Wo kein Wille, da auch kein Weg

Die Premiere von Serge im Akademietheater bietet eine merkwürdige Aufarbeitung einer jüdischen Familiengeschichte und lässt sein Publikum ratlos zurück.

Im Wartezimmer /// (c) Matthias Horn

Zum fünften Mal kommt nun ein Text der Autorin und Dramatikerin Yasmina Reza auf die Bühne des Burgtheaters – diesmal unter der Regie von Lily Sykes. Der Erfolg des ersten Abends hält sich jedoch deutlich in Grenzen: Schulterzucken im Saal und frühzeitiges Verlassen des Theaters sind keine Anzeichen einer gelungenen Premiere.

Ein Roadtrip der besonderen Art

Wir beobachten die jüdischen Familienmitglieder Jean (Michael Maertens), Serge (Roland Koch), Nana (Alexandra Henkel) und Joséphine (Lilith Häßle) dabei, wie sie sich dazu entscheiden, gemeinsam einen Ausflug nach Auschwitz zu unternehmen. Man müsse die Familiengeschichte aufarbeiten. Gesagt, getan: Die Reise beginnt und wird untermauert mit Flashbacks in die Kindheit und Jugend der Protagonist*innen. Besonders viel über ihre jüdische Identität und die Geschichte ihrer Vorfahr*innen lernen wir dabei jedoch nicht – eher geht es um gemeinsame Kindheitserinnerungen. Kann ein Ort, der vor Generationen noch Vernichtung bedeutet hatte, hier zerrüttete Familienverhältnisse retten?

Türnummern, Hotelzimmernummern und…?

Das Bühnenbild stellt ein typisches Wartezimmer dar, im Hintergrund sind einige Türen zu sehen – jede mit einem Nummernschild. Im Laufe des Abends erhalten diese Nummern unterschiedliche Bedeutungen: Sie grenzen unterschiedliche Praxiszimmer voneinander ab, teilen ein Hotel in Zimmer ein und dienen als Ausstellungsräume der Gedenkstätte. Als schließlich eine der Nummern heruntergenommen wird, nachdem die Figuren, sowie die Zuschauenden erfahren, dass ein Überlebender des Holocausts gestorben war, ist klar, wofür die Nummern außerdem stehen.

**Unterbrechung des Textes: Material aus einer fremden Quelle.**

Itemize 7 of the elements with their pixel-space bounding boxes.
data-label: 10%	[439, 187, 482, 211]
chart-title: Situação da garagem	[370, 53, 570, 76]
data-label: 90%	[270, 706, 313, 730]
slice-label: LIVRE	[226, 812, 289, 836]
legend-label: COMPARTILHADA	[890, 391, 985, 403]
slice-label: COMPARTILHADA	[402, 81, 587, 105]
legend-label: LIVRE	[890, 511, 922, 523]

Ein Ort, viele Umgangsformen

Dass ein Besuch in einer KZ-Gedenkstätte aufwühlend sein wird, ist zu erwarten. So ein Ausflug bedeutet, sich mit Geschehnissen auseinanderzusetzen, die unbeschreiblich und unvorstellbar sind. Vergleichbar mit einer Schulklasse, die auf Exkursion geschickt wird, sind bei den Protagonist*innen die Reaktionen auf das Gesehene sehr unterschiedlich, allerdings nicht besonders eingebungsvoll. Trotzdem wird hier Szene für Szene die Vielfalt der möglichen Umgangsweisen verdeutlicht: Joséphine kann zum Beispiel nicht aufhören alles zu fotografieren. Einer klischeehaften Darstellung der heutigen Jugend konnte also nicht entgangen werden. Währenddessen wehrt sich Serge dagegen, die Räume von innen zu sehen. Die Streitigkeiten scheinen kein Ende zu haben. Das Gefühl von unausgeschöpftem Potenzial macht sich breit.

Und jetzt?

Das fragte man sich wiederholt im Laufe der Vorstellung und hoffte auf eine Antwort, die leider auf sich warten ließ. Wie der Vergleich mit anderen Stücken, die sich sehr gelungen mit der Vergangenheitsaufarbeitung im Kontext des Holocausts auseinandersetzen („Mein Kampf“, „Jeder stirbt für sich allein“, „(K)ein Heimatland“ etc.) zeigt, ist eine auf der Bühne gezeigte „Schlag-ins-Gesicht“-Fahrt nach Auschwitz vielleicht nicht unbedingt notwendig, um ins Schwarze zu treffen. Eher wird so nur um den heißen Brei der furchtbaren Ereignisse geredet. Und das in nicht besonders schillernden Dialogen der eigentlich sonst so begabten Darsteller*innen.

Serge ist noch bis zum 23. März im Akademietheater zu sehen.